A vida de Johnny Cash foi uma música country repleta de amores e perdas, paixão e desamor – dor, solidão, culpa, fé, melodrama e luta pela redenção. A infância e juventude difíceis, as lutas turbulentas com o vício, a tumultuada vida familiar produziram nele a empatia por todos que tiveram experiências difíceis ou conheceram as asperezas da vida. As letras simples e corajosas, o canto brotado das profundezas da alma transcendiam os gêneros musicais e deram voz à vivência do americano comum em meio às adversidades.
A nova biografia escrita por Robert Hilburn, Johnny Cash: The Life (ed. Little, Brown and Co., US$ 32), nos oferece um retrato completo e cuidadoso do Homem de Preto e uma profunda apreciação de sua arte.
Como outros biógrafos antes dele, Hilburn faz remontar o sentimento de escuridão e de perda na música de Cash à morte do irmão mais velho, Jack (num acidente com uma serra na escola), e à perversa insistência do pai em culpá-lo. Hilburn diz que Cash mitificou a América – suas estradas de ferro, rodovias, fábricas, plantações, prisões – e suas canções testemunhavam a labuta diária dos “pobres e oprimidos”, “doentes e solitários”. Segundo o autor, Cash frequentemente admitiu “nunca ter deixado que os fatos interferissem num bom enredo”, e tenta separar o mito da verdade histórica.
Principal crítico musical e editor de música pop do Los Angeles Times por mais de 30 anos, Hilburn escreve com grande vigor sobre Cash – sua contribuição para a mudança do cenário do country, a evolução de cada composição e as influências ecléticas sobre sua obra, o que permitiu a fusão da intimidade com a narrativa de Jimmie Rodgers ao seu amor pelo gospel, pelo blues e pela música folk tradicional.
Embora o livro emperre um pouco no meio do caminho – quando o autor faz detalhados relatos dos episódios em que o canto abusava de drogas, da destruição de quartos de hotel e de suas experiências de quase morte – Hilburn faz uma análise magistral da música do cantor.
O livro consegue transmitir uma percepção visceral das extenuantes exigências da vida na estrada, com a frequente necessidade de dirigir centenas de quilômetros à noite de uma cidade a outra para dar shows, intensificando a dependência das anfetaminas. (Cash também as consumia para combater o stress e a depressão. A certa altura, chegou a tomar 20 comprimidos por dia.)

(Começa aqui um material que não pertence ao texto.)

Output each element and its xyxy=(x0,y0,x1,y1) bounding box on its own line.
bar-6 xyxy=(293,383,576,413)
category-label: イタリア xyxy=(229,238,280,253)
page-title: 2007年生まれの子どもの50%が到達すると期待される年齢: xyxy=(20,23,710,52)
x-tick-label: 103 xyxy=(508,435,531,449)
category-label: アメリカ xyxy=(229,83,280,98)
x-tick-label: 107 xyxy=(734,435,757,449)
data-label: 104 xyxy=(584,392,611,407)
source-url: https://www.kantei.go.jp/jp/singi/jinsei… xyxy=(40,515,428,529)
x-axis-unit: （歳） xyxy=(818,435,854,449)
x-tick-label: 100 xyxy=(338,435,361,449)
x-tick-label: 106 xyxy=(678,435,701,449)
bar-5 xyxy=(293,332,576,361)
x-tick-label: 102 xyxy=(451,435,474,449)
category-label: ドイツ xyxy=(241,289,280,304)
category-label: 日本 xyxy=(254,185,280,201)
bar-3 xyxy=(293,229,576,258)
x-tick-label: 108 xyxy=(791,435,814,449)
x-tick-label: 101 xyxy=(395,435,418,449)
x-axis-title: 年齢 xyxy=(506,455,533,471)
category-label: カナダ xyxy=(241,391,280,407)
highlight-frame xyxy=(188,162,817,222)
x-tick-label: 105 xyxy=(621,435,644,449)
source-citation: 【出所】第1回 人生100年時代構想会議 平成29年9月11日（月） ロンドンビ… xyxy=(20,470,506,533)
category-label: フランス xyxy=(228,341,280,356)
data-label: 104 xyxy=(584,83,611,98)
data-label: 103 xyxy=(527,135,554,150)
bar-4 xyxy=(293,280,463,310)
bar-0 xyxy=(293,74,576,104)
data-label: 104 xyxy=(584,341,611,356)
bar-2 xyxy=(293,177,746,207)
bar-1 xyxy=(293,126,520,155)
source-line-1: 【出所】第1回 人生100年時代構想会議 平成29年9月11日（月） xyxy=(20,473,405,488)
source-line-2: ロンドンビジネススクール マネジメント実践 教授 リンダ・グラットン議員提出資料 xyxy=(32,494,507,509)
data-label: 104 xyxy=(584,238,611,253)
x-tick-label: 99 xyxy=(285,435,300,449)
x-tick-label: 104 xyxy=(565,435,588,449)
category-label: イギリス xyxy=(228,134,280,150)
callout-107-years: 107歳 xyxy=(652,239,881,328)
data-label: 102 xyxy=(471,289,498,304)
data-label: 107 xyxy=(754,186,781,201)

Assim como Graham Greene dividiu sua obra em ficção séria e o que chamou de "divertimentos”, Cash dividiu suas música, diz Hilburn, em canções escritas segundo a tradição pessoal de Jimmie Rodgers, como Hey, Porter, e Folsom Prison Blues, e outras que considerou incursões comerciais, como You’re Gonna Cry, Cry, Cry, e Wide Open Road. Nos anos 70, a obra de Cash foi se tornando cada vez mais genérica à medida que ele se transformava num intérprete mais tradicional, mais próximo da família; sua indagação íntima passou a ser: “Será que as pessoas gostariam de ouvir isto?” E “a mensagem de sua música” começou a se sobrepor à qualidade.
O renascimento de Cash como artista nos anos 90 ocorreu em grande parte graças à sua colaboração com um dos fundadores da gravadora Def Jam, de títulos hip-hop, o produtor Rick Rubin, o qual traria Cash de volta para a música dura, não sentimental, que o tornara famoso décadas antes.
“Em parte, o gênio de Rubin”, afirma Hilburn, “está em não retratar simplesmente Cash como um rebelde. Ele quis ir além da sua imagem de super-herói, captando seu lado humano – a luta, o sofrimento e a coragem. Cash perseverou, apesar da cirurgia no coração, dos problemas neurológicos, de um maxilar quebrado e da redução da visão, e continuou gravando após a morte de sua amada June, em maio de 2003. Morreu quatro meses mais tarde; dizem que, na época, ele tomava cerca de 30 medicamentos por dia.
Seu filho, John Carter, afirmou posteriormente: “Acredito que o que as pessoas costumam falar do meu pai é o fato de ele gostar de expor o que mais o atormentava, a escuridão mais devastadora. Todos os momentos de escuridão fizeram com que ele enxergasse melhor a luz".